Let’s say your first short story was turned down ninety-three
times before a journal gave it a thumbs-up. And let’s say the other stories you
labored over, the ones you fine-tuned and brought back to your writers’ group
ad nauseam, were shown the door as well. Any normal person would think to try
another line of work. But who’s talking normal. We’re talking writer here. A
nutcase who stockpiled 74XL ink jet cartridges and reams of multipurpose office
paper, only to tear the flap of an envelope and find a “try us again” form
letter inside. What made me want to write when no one wanted to read my
writing? I’m a writer damn it! I can write!
Was I out to prove that The Little Engine That Could chugged
away inside me—The Little Engine that Could
Not stop writing. I write therefore I am?
Perhaps I was lonely and didn’t know it, longing for a
promise of closeness with imagined readers. Was real intimacy lacking in my
life? Could there have been something I couldn’t get from the people I knew in
the flesh, that I had to invent them? Or did I want to create worlds with
words? A wizard who could dream up characters and make things happen to
them—wonderful and terrible things that only I had the power to create?
They say write what you know, and maybe that’s where I went wrong.
What did I know about a mountain woman in a far-flung cabin
in the woods? The very thought of a roughhewn log gives me a full-body rash. Get
me some calamine lotion!
And that date-from-hell story. Last time I had a date I was eighteen, just me
and a boy, one on one, out for a movie and something to eat, back in the day before
mob-dating. What’s it called now? Oh, right, “hanging out.”
Maybe I should have
been getting out more instead of backsliding
decades for my stories and making up half-truths.

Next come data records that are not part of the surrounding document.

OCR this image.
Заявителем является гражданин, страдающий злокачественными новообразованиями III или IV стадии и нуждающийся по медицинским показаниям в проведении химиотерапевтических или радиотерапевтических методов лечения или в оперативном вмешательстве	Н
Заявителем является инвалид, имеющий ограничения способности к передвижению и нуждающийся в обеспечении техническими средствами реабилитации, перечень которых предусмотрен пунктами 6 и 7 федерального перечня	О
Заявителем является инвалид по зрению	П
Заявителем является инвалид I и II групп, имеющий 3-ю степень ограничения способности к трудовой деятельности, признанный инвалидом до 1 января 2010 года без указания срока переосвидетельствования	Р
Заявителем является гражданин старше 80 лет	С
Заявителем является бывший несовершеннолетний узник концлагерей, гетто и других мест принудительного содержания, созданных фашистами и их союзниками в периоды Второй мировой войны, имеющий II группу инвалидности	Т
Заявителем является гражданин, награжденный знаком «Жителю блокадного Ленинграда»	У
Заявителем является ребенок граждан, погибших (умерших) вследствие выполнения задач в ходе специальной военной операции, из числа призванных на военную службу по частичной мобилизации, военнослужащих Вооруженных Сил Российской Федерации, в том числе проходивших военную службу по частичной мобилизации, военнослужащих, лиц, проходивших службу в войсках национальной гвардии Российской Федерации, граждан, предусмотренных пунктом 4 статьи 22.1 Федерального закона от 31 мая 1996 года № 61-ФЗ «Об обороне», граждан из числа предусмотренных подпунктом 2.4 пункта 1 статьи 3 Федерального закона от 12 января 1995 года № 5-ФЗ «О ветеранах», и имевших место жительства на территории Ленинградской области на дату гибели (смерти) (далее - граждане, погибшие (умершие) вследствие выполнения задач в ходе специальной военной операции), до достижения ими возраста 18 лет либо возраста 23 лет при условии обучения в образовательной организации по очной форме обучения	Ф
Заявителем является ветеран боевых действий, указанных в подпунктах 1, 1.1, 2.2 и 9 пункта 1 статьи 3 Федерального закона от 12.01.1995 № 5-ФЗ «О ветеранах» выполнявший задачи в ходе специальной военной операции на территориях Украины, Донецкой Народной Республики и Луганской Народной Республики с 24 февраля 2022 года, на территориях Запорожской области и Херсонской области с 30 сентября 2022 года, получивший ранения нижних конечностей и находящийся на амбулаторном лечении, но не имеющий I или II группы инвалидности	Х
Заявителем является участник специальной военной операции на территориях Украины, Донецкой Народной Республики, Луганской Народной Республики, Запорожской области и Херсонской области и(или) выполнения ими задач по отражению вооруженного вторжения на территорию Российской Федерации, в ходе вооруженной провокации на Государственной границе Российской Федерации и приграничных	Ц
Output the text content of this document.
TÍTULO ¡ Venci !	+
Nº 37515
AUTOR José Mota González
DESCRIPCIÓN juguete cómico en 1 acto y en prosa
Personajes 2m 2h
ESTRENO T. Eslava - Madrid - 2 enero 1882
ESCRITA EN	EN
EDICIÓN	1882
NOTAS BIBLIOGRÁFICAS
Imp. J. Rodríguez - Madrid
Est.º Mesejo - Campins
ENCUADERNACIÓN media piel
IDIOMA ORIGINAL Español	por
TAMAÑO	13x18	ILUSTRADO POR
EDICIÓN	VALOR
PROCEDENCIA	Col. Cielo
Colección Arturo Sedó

Take that Brooklyn story about the mother who was a
dressmaker. My mother was not a
dressmaker, though I think I got the details down: the pin cushion bracelet,
the mother on her knees taking up a customer’s hem. My father, in the needle
trade for over sixty five years—that must be where the sewing bit came from—proud
that my mother did not have to work
because he was such a good provider—would be horrified, rest his soul, to learn
that I’d given her a job of any kind.
And then there was the tale about the little girl whose
mother died—the it-took-ninety-three-tries-before-a-journal-picked-it-up story.
No wonder it took so long; my mother didn’t die when I was a little girl. And the mother’s friend who had varicose veins?—very close veins the child called it.
Cute, but it never happened. Plus it was my mother
who had those swollen, bluish, purpley veins bulging out her skin that I
couldn’t bear to look at, not her
friend.
Now I see now where I went wrong! I was writing make-believe
stories I didn’t believe in, inventing characters instead of writing what I knew! A built-in pattern of failure, if ever there
was one. But changes will be made! Attention will be paid! From now on I write only
the truth. I’ll not only name the name,
I’ll throw in place and time of day.
I’ll start with that juicy bit of gossip going around my
neighborhood that Selina down the block is getting it on with the UPS guy. And my
sister… it’s high time Mom knew Selena spiked her Ensure and got her to sign
over her house to Free a Felon dot org. My boss at my day job? He’s selling worthless
Florida swamp land to old folks in the Bronx. Where’s my whistle?
Ruin a marriage? Break a mother’s heart? Lose my job? What
the hey! It’s what I know.
Update: Rita Plush is happy to announce that though she did
use her imagination in writing her short stories they have been published in a
collection called Alterations (Penumbra
2013).
Visit www.ritaplush.com to learn more about Rita and her upcoming venues.
And you can get your very own copy of Alterations from Amazon US (ebook or paper), Amazon UK (ebook or paper, Barnes & Noble, or Smashwords.
2 comments:
I love your style and voice, Rita. Thanks for your entertaining post.
Great post on one of my pet author peeves! Writing what you know is a catchy motto, but the results can be a disaster, as you suggest, or just plain boring. I prefer using my imagination -- with touches of what I know.